Na quinta posição do ranking de maiores negociadores de agrotóxicos, o RS, até 2013, comercializou 104 milhões de quilos desses produtos para 8.761.460 hectares de área plantada, na proporção 11,91 quilos por hectare, diz o Mapa Brasil. O Centro Estadual de Vigilância em Saúde (Cevs) apurou 112 óbitos no RS entre os anos de 2010 e 2016, envolvendo agrotóxicos e pesticidas. Do total de mortes, 91 foram por autointoxicação. Os dados de 2017 ainda estão sendo compilados. As causas mais comuns são autointoxicação e envenenamento por exposição intencional ou não aos produtos. Os locais para essas ocorrências variam de residências, áreas coletivas, ruas, estradas, comércios e fazendas.
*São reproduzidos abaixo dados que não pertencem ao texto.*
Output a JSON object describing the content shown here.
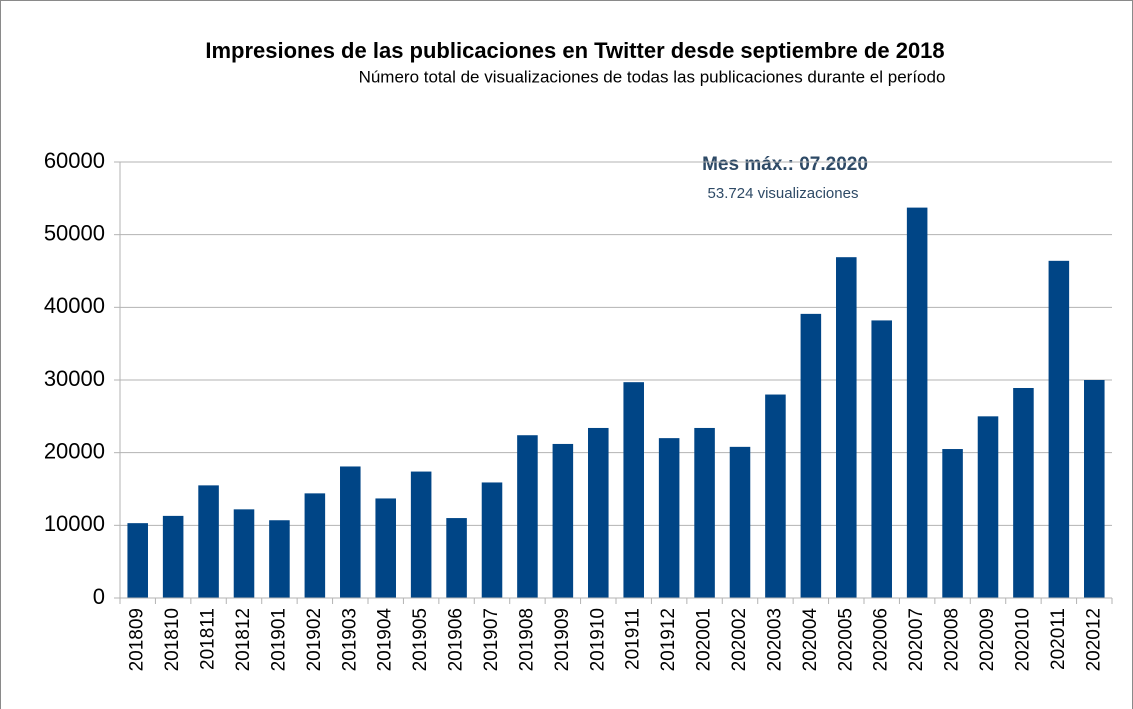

A região Noroeste gaúcha é uma das campeãs no país no uso dos químicos em milhares de propriedades rurais. Coordenador do Centro de Alta Complexidade em Oncologia (Cacon), do Hospital de Caridade de Ijuí (HCI), que atende pacientes de 126 municípios da região, o médico Fábio Franke é enfático ao afirmar que agrotóxicos e câncer andam juntos. “Fica cada vez mais forte a evidência de que a exposição a esses agentes, seja pelo trabalhador rural que aplica ou recebe através de pulverizações agrícolas, seja no consumo de alimentos a longo prazo, isso pode causar câncer”, destaca Franke. Segundo a Associação Brasileira de Saúde Coletiva (Abrasco), cada brasileiro consome 15 litros de agrotóxicos por ano. No Rio Grande do Sul, esse consumo salta para 29 a 30 litros per capita. “E somado a isso temos as nossas estatísticas. Comecei a perceber o alto índice de pacientes com câncer, de trabalhadores rurais. Obviamente precisaria de alguma pesquisa técnica para afirmar isso com toda certeza, mas existe projeto nosso com a área de agronomia e com a Unijuí para identificar nos pacientes com câncer a presença do glifosato. Mas tudo que temos aqui já serve de alerta”, garante o médico. Na rotina do HCI, a média mensal é de 300 novos casos de câncer, ou 3,5 mil ao ano. “E isso está correlacionado ao aumento no tempo de vida e fatores externos, como alimentação, tabagismo e agrotóxicos”.
Fiscalização
Segundo o Sindicato Nacional da Indústria de Produtos para Defesa Vegetal (Sindiveg), nos últimos 17 anos o combate a agrotóxicos contrabandeados e falsificados resultou na apreensão de 529 toneladas, o que representa aproximadamente 6 milhões de hectares e 15 bilhões de quilos de alimentos que deixaram de ser tratados com produtos ilegais.